Optum, Boston, Massachusetts, United States of America.
Teva Pharmaceuticals, Frazer, Pennsylvania, United States of America.
PLoS One. 2019 Jun 4;14(6):e0216044. doi: 10.1371/journal.pone.0216044. eCollection 2019.
Tardive dyskinesia (TD) is a movement disorder resulting from treatment with typical and atypical antipsychotics. An estimated 16-50% of patients treated with antipsychotics have TD, but this number may be underestimated. The objectives of this study were to build an algorithm for use in electronic health records (EHRs) for the detection and characterization of TD patients, and to estimate the prevalence of TD in a population of patients exposed to antipsychotic medications.
This retrospective observational study included patients identified in the Optum EHR Database who received a new or refill prescription for an antipsychotic medication between January 2011 and December 2015 (follow-up through June 2016). TD mentions were identified in the natural language-processed clinical notes, and an algorithm was built to classify the likelihood that the mention represented documentation of a TD diagnosis as probable, possible, unlikely, or negative. The final TD population comprised a subgroup identified using this algorithm, with ≥1 probable TD mention (highly likely TD).
164,417 patients were identified for the antipsychotic population, with1,314 comprising the final TD population. Conservatively, the estimated average annual prevalence of TD in patients receiving antipsychotics was 0.8% of the antipsychotic user population. The average annual prevalence may be as high as 1.9% per antipsychotic user per year, allowing for a more-inclusive algorithm using both probable and possible TD. Most TD patients were prescribed atypical antipsychotics (1049/1314, 79.8%). Schizophrenia (601/1314, 45.7%), and paranoid and schizophrenia-like disorders (277/1314, 21.1%) were more prevalent in the TD population compared with the entire antipsychotic drug cohort (13,308/164,417; 8.1% and 19,359/164,417; 11.8%, respectively).
Despite a lower TD prevalence than previously estimated and the predominant use of atypical antipsychotics, identified TD patients appear to have a substantial comorbidity burden that requires special treatment and management consideration.

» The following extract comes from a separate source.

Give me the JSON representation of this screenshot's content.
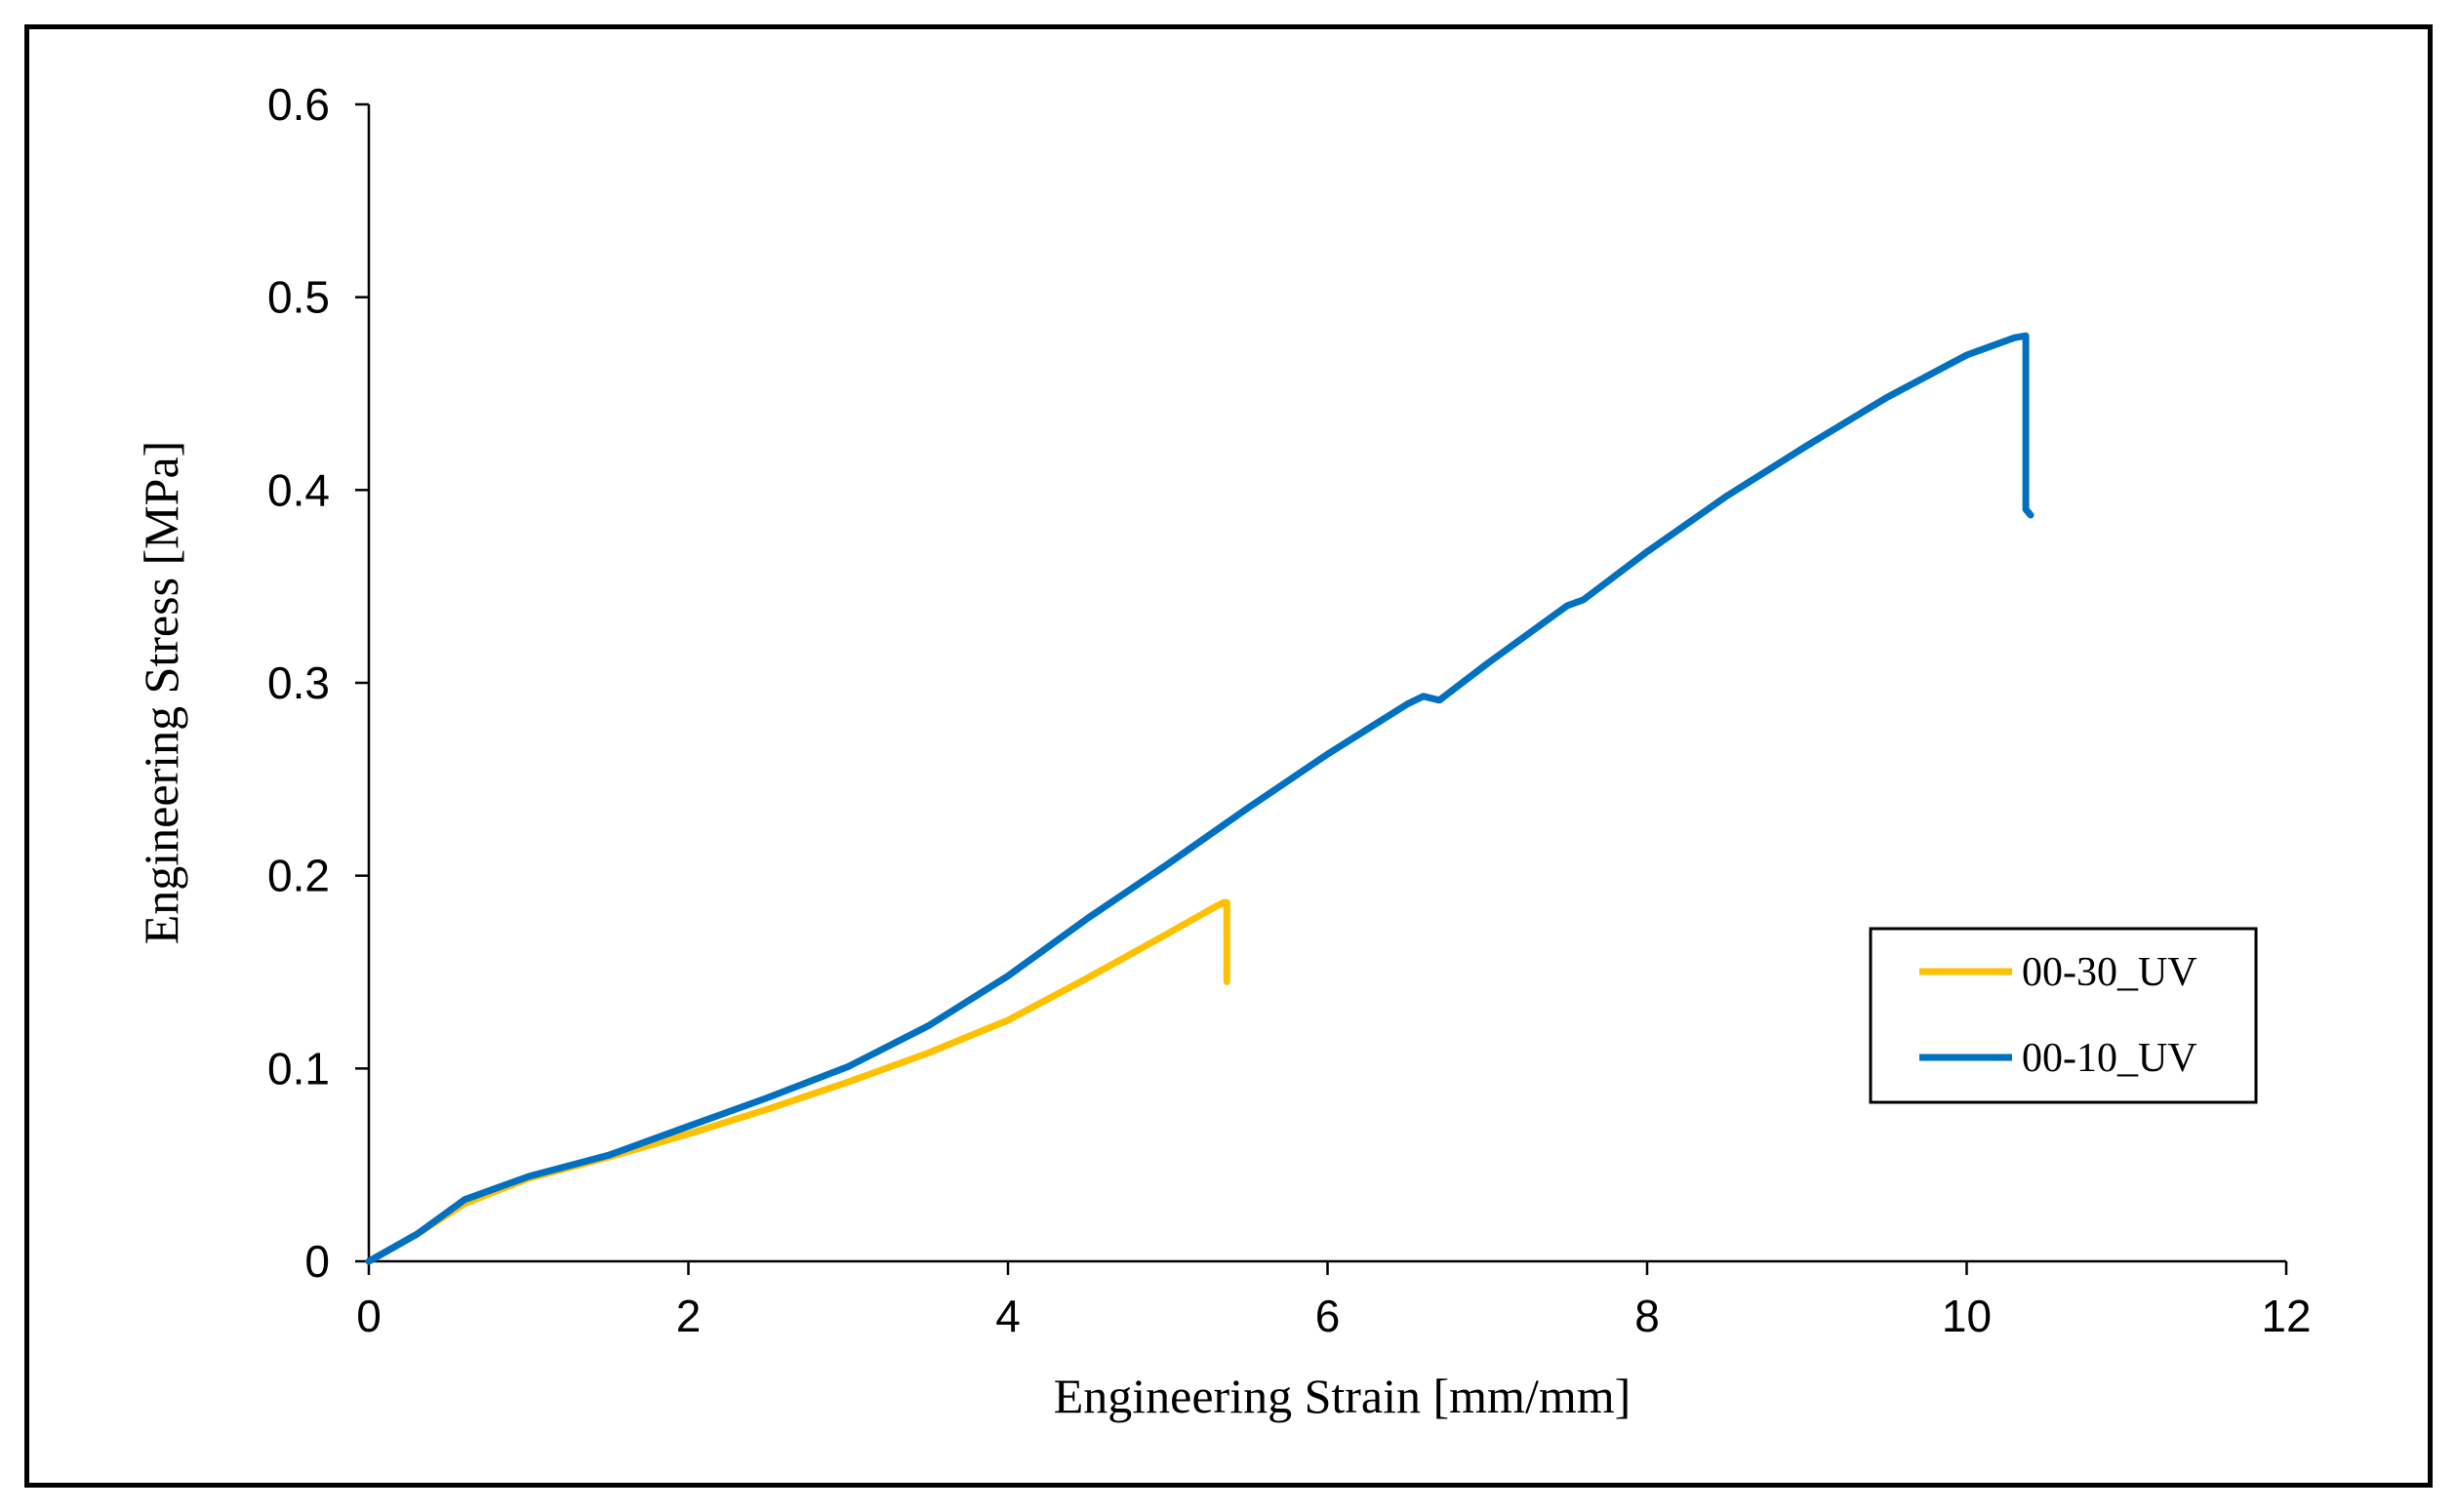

迟发性运动障碍(TD)是一种由典型和非典型抗精神病药物治疗引起的运动障碍。估计有 16-50%接受抗精神病药物治疗的患者患有 TD,但这个数字可能被低估了。本研究的目的是建立一种用于电子健康记录(EHR)的算法,用于检测和描述 TD 患者,并估计暴露于抗精神病药物的患者群体中 TD 的患病率。
这项回顾性观察性研究包括在 Optum EHR 数据库中确定的患者,他们在 2011 年 1 月至 2015 年 12 月期间(随访至 2016 年 6 月)接受了新的或续开的抗精神病药物处方。在自然语言处理的临床记录中识别出 TD 提及,并建立了一个算法来分类提及代表 TD 诊断文档的可能性为可能、可能、不太可能或否定。最终的 TD 人群由使用该算法确定的一个亚组组成,至少有 1 个可能的 TD 提及(高度可能的 TD)。
确定了 164417 名抗精神病药物患者作为抗精神病药物人群,其中 1314 名患者构成最终的 TD 人群。保守估计,接受抗精神病药物治疗的患者中 TD 的平均年患病率为抗精神病药物使用者人群的 0.8%。平均年患病率可能高达每年每个抗精神病药物使用者 1.9%,允许使用更具包容性的算法,同时使用可能和可能的 TD。大多数 TD 患者被开了非典型抗精神病药物(1049/1314,79.8%)。与整个抗精神病药物队列相比,TD 人群中精神分裂症(601/1314,45.7%)和偏执和精神分裂样障碍(277/1314,21.1%)更为常见(13,308/164417;8.1%和 19,359/164417;11.8%)。
尽管 TD 的患病率低于之前估计,且主要使用非典型抗精神病药物,但确定的 TD 患者似乎有相当大的合并症负担,需要特殊的治疗和管理考虑。